Hüyükteki Nar Ağacı
Toplumcu gerçekçiliğin bir yanı büyük şehrin tutunmaya çalışan insanlarını anlatırken bir yanı da taşrayı anlatır. İkincisi, birincisinin köküdür aslında. Köylerinden çıkıp mevsimlik işçi olarak çalışmak üzere göç eden insanlar, bir süre sonra işsizlikten ve hastalıklardan kırılacak, ardından şanslarını büyük şehirlerde deneyeceklerdir. Orhan Kemal'in Gurbet Kuşları romanı bunun böyle lök diye oturan en somut örneğidir. "Suvazun köylüğünden" gelen kahramanımız, Anadolu'dan gelen diğer "kardeşleriyle" mücadele etmek zorunda kalır, yengilerinin ölçüsünde gecekondu olaylarına girer ve İstanbul'un pek dile getirilmeyen zorlu yanının sayfalardan çıkıp ete kemiğe bürünmüş binlerce şahidinden biri olur. Burada mücadele edilen yerini tutmuş, ekmeğini sağlama almış insandır, kendi insanı. Bir adım öncesinde yine böyle insanlar var, fakat bu insanların büyük şehirlerdekinden farkı teknolojiyi kullanıp cebini dolduracak ölçüde ekonomik refaha kavuşmuş olması. Bu açıdan baktığımızda daha ciddi, daha büyük bir problem var. Büyük şehir bir fırsat kapısı, ucundan tutabilen için yaşanabilir bir cennet adeta. Anadolu'da ise tek bir fırsat var, işçilik. İşte bu işçiliğin artık makinelerce yapıldığını düşünelim. Traktörler, biçerdöverler, bilmem ne. Marshall Planı'nı ele almayacağım; neye yarayıp yaramadığı, karşılığında ne ödünlerin verildiği bu yazının konusu değil. Daha doğrusu sadece bir yönü konuyla alakalı; tarım işçilerinin kapitalizme geçiş aşamasında yaşadıkları.
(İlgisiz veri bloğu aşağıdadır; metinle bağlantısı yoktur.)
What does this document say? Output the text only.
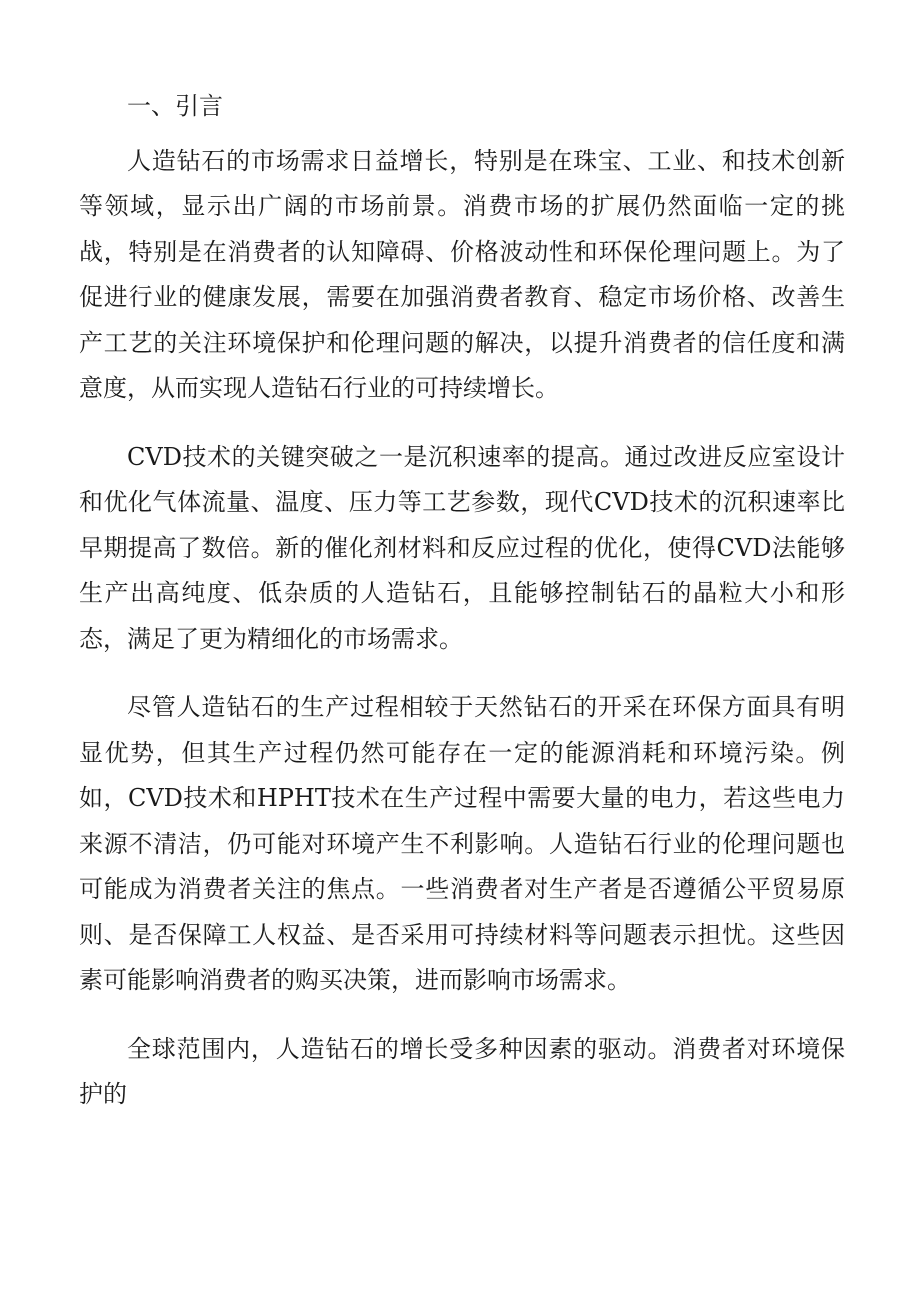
一、引言

人造钻石的市场需求日益增长，特别是在珠宝、工业、和技术创新等领域，显示出广阔的市场前景。消费市场的扩展仍然面临一定的挑战，特别是在消费者的认知障碍、价格波动性和环保伦理问题上。为了促进行业的健康发展，需要在加强消费者教育、稳定市场价格、改善生产工艺的关注环境保护和伦理问题的解决，以提升消费者的信任度和满意度，从而实现人造钻石行业的可持续增长。

CVD技术的关键突破之一是沉积速率的提高。通过改进反应室设计和优化气体流量、温度、压力等工艺参数，现代CVD技术的沉积速率比早期提高了数倍。新的催化剂材料和反应过程的优化，使得CVD法能够生产出高纯度、低杂质的人造钻石，且能够控制钻石的晶粒大小和形态，满足了更为精细化的市场需求。

尽管人造钻石的生产过程相较于天然钻石的开采在环保方面具有明显优势，但其生产过程仍然可能存在一定的能源消耗和环境污染。例如，CVD技术和HPHT技术在生产过程中需要大量的电力，若这些电力来源不清洁，仍可能对环境产生不利影响。人造钻石行业的伦理问题也可能成为消费者关注的焦点。一些消费者对生产者是否遵循公平贸易原则、是否保障工人权益、是否采用可持续材料等问题表示担忧。这些因素可能影响消费者的购买决策，进而影响市场需求。

全球范围内，人造钻石的增长受多种因素的驱动。消费者对环境保护的
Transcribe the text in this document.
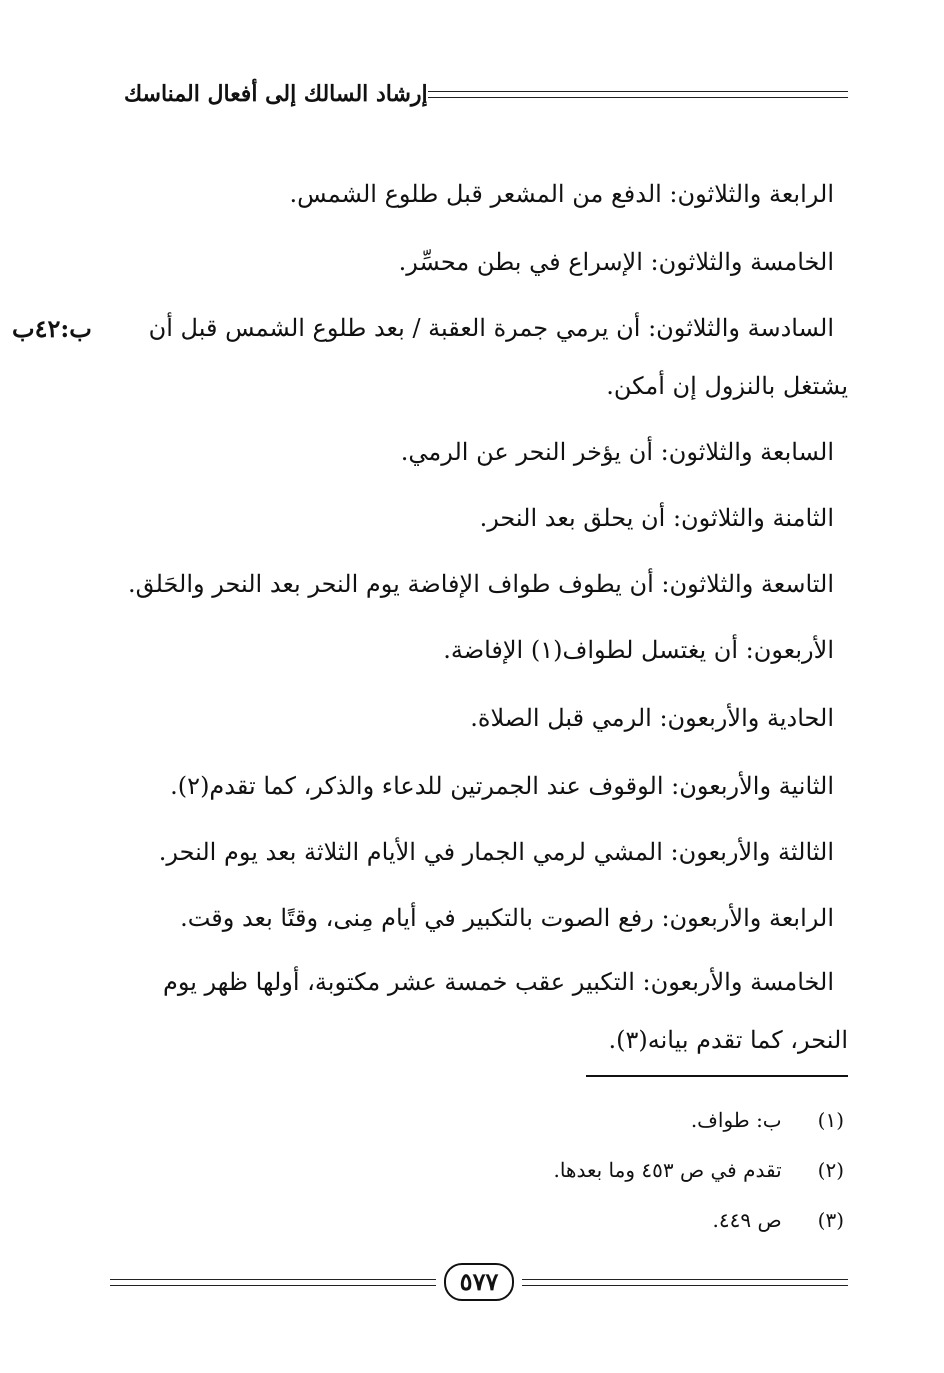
إرشاد السالك إلى أفعال المناسك
الرابعة والثلاثون: الدفع من المشعر قبل طلوع الشمس.
الخامسة والثلاثون: الإسراع في بطن محسِّر.
السادسة والثلاثون: أن يرمي جمرة العقبة / بعد طلوع الشمس قبل أن
ب:٤٢ب
يشتغل بالنزول إن أمكن.
السابعة والثلاثون: أن يؤخر النحر عن الرمي.
الثامنة والثلاثون: أن يحلق بعد النحر.
التاسعة والثلاثون: أن يطوف طواف الإفاضة يوم النحر بعد النحر والحَلق.
الأربعون: أن يغتسل لطواف(١) الإفاضة.
الحادية والأربعون: الرمي قبل الصلاة.
الثانية والأربعون: الوقوف عند الجمرتين للدعاء والذكر، كما تقدم(٢).
الثالثة والأربعون: المشي لرمي الجمار في الأيام الثلاثة بعد يوم النحر.
الرابعة والأربعون: رفع الصوت بالتكبير في أيام مِنى، وقتًا بعد وقت.
الخامسة والأربعون: التكبير عقب خمسة عشر مكتوبة، أولها ظهر يوم
النحر، كما تقدم بيانه(٣).
(١) ب: طواف.
(٢) تقدم في ص ٤٥٣ وما بعدها.
(٣) ص ٤٤٩.
٥٧٧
Yaşar Kemal'in yazdığı ilk romanmış Hüyükteki Nar Ağacı. 1951'de yazılmış, Yaşar Kemal'in vefat eden annesinin sandığında bulunmuş. Yaşar Kemal, hemen hemen hiçbir değişiklik yapmadan 1982'de okuyucuya sunduğu bu kitabı tekrar yazsa aynı şekilde yazamayacağını, fakat o yalınlığa, tazeliğe de ulaşamayacağını söyler, doğa-insan ilişkilerini en iyi anlamda verdiği yapıtlarından biri olduğunu da ekler. Mühim kitap yani, ona göre.
Bereketli Topraklar Üzerinde'yle paralel olarak okumak lazım aslında. İki romanda da köyden çıkıp iş arayan, ezilen insanlar var. Birinde fabrikalar var, birinde tarlalar. Ezenler aynı, değişen bir şey yok. Neyse. Memet, Hösük ve Aşık Ali, Çukurova'ya gitmeye niyetlenirler, çünkü toprak cansızdır ve onca insanı besleyemeyecektir. Tohumlar çürümüştür, yapılacak başka bir şey yoktur. Yola çıkarlarken Yusuf gelir. Yusuf, önceden Çukurova'ya gitmiş, sıtmayı kapıp dönmüş biri olarak bu üçünü uyarır, gitmemelerini söyler. Giderler, çoban Memet çocuk da peşlerine takılır. Bir zaman sonra Yusuf da onlarla birlikte gelmeye karar verir. Öylesine bir açlık tehlikesi var işte.
Böyle. Yaşar Kemal'in yeni bir dil, bir mitos yarattığından bahsediliyor bu kitap konusunda. Eserlerinin geneline yayarsak belki, fakat ben o coğrafyanın olaylarının olduğu gibi verilmesinden başka bir gaye düşünülmediğini sanıyorum. Dilin yalınlığı, bölge insanının kelimelerinin kullanılması oradaki hayatın, acıların yalınlığıyla bir. Yaşar Kemal'in bahsettiği sadelik bu işte; insanların teknoloji karşısındaki çırpınışlarını yalınlıktan başka ne verebilir? Bunun mitosla, dille bir alakası olduğunu sanmıyorum. Bu tamamen gerçeklerin olduğu gibi aktarılmasının sebebi. Sonucu da.
Bir de Anadolu'nun mucizeler diyarı olması. Hz. Ali'nin kondurduğu söylenen nar ağacı, cennet gibi köy, melek gibi insanlar... Belki de çirkinlikler içinde parıldayan bir iki nokta oldukları için mucize gibi geliyor insana. Böyle. Okuyun.